Jリーグ万歳!BACK NUMBER
今季Jリーグのキーワードは“縦”!!
ポジションレス時代に呼応する新世代。
text by
細江克弥Katsuya Hosoe
photograph byAFLO
posted2013/01/05 08:01
広い視野に裏付けされた展開力とともに、無回転のミドルも併せ持つ広島のボランチ、青山敏弘。2012年Jリーグベストイレブンに初選出された。
森本貴幸の“大化け”にザッケローニも期待を寄せる。
そして最後に、FWである。柴崎と同様、大迫についてはこのコラムで何度もそのポテンシャルについて触れてきたので割愛したい。個人的には、昨シーズンの1年を見る限り、FWとしての完成度は国内で最も高いと感じている。何より彼も、縦に仕掛けようとする意識の強さが成長を促しているように思う。
それからもう一人、忘れられがちだがひそかに期待しているのは、昨年末時点でイタリアのカターニャに所属している森本貴幸である。
15歳でデビューを果たしたかつての中学生Jリーガーも、今や24歳。
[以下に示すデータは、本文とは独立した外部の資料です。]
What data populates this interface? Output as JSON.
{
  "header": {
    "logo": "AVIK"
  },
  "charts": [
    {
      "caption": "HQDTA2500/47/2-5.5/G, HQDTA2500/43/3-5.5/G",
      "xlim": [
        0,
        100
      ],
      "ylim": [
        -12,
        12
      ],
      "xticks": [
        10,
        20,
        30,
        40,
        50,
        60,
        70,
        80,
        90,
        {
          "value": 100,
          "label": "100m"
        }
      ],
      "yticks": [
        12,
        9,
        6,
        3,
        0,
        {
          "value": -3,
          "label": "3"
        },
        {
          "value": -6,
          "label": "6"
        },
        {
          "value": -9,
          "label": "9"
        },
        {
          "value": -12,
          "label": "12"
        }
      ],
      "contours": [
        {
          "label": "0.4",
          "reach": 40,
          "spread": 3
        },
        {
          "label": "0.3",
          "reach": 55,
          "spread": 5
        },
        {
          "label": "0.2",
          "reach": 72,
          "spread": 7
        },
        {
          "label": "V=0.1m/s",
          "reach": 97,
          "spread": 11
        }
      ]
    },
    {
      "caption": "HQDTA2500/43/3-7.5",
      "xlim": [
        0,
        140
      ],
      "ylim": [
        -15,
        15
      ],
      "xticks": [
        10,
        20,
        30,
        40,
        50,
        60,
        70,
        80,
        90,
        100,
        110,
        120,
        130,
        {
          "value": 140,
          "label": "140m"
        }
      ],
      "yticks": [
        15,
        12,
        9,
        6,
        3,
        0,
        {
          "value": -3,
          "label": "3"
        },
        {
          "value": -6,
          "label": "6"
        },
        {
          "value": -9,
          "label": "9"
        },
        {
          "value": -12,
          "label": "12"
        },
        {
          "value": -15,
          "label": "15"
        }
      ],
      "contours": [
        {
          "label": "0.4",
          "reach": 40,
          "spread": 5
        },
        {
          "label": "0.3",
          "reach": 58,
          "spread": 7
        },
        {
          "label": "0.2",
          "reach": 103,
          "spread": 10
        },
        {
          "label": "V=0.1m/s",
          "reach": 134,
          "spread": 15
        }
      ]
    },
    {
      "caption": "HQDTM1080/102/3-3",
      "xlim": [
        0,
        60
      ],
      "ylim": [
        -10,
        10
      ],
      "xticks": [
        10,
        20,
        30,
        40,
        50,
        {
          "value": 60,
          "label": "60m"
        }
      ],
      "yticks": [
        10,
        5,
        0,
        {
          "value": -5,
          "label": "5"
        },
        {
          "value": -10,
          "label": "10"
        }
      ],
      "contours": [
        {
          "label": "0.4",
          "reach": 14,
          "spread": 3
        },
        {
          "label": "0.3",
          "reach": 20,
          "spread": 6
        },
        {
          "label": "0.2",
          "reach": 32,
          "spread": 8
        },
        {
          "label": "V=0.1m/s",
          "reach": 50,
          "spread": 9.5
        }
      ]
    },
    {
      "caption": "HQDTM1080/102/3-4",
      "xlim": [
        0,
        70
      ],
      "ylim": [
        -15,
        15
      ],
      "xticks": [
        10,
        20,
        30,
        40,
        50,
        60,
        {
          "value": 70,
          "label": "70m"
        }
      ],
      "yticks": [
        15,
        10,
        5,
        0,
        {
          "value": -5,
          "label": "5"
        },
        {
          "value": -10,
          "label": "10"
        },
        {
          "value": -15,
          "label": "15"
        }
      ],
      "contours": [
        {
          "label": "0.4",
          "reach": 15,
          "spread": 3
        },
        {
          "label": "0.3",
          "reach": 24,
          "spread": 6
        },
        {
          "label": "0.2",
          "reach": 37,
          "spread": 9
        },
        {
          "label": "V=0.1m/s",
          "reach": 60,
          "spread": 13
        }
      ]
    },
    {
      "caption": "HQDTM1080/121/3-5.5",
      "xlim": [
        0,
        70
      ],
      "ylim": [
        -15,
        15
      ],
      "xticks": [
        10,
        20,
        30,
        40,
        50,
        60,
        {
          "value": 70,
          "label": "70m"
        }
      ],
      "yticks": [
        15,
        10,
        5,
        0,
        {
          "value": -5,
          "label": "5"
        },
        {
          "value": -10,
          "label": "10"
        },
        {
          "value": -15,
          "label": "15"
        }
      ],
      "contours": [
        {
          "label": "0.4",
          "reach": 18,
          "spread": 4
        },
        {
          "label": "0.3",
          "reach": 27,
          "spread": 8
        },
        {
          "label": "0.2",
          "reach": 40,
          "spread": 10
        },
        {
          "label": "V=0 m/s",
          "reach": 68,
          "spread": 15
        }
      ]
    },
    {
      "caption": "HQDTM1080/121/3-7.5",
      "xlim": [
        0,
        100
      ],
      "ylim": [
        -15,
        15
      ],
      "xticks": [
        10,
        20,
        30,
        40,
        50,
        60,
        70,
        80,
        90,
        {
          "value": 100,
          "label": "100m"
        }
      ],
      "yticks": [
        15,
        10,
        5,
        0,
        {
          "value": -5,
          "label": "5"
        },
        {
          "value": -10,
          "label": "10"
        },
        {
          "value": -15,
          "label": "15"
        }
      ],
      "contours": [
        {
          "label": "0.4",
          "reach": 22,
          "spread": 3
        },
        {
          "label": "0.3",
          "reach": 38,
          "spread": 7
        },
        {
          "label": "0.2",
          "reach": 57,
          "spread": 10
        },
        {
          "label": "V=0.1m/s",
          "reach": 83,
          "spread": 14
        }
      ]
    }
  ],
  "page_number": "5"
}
出場機会を得るべくJリーグ復帰の噂もあるが、果たして――。
恵まれた体格と身体能力、駆け引きのうまさとセリエAで揉まれた経験、相手の背後に飛び込むセンスと、味方の“縦への意識”を引き出すポストワークの技術……。何より、あれだけ強いゴールへの執着心を持つ生粋のストライカーは、万能型が求められる現代サッカーにおいては珍しい。もちろんザッケローニも、まだ彼の大化けに期待していると思うのだが。
「縦に仕掛けられるか」は、選手はもちろん、チームを見る上でも一つの指針となる。いよいよ幕を開けたW杯前年の2013年は、この言葉をキーワードにして考察を深めたいと思う。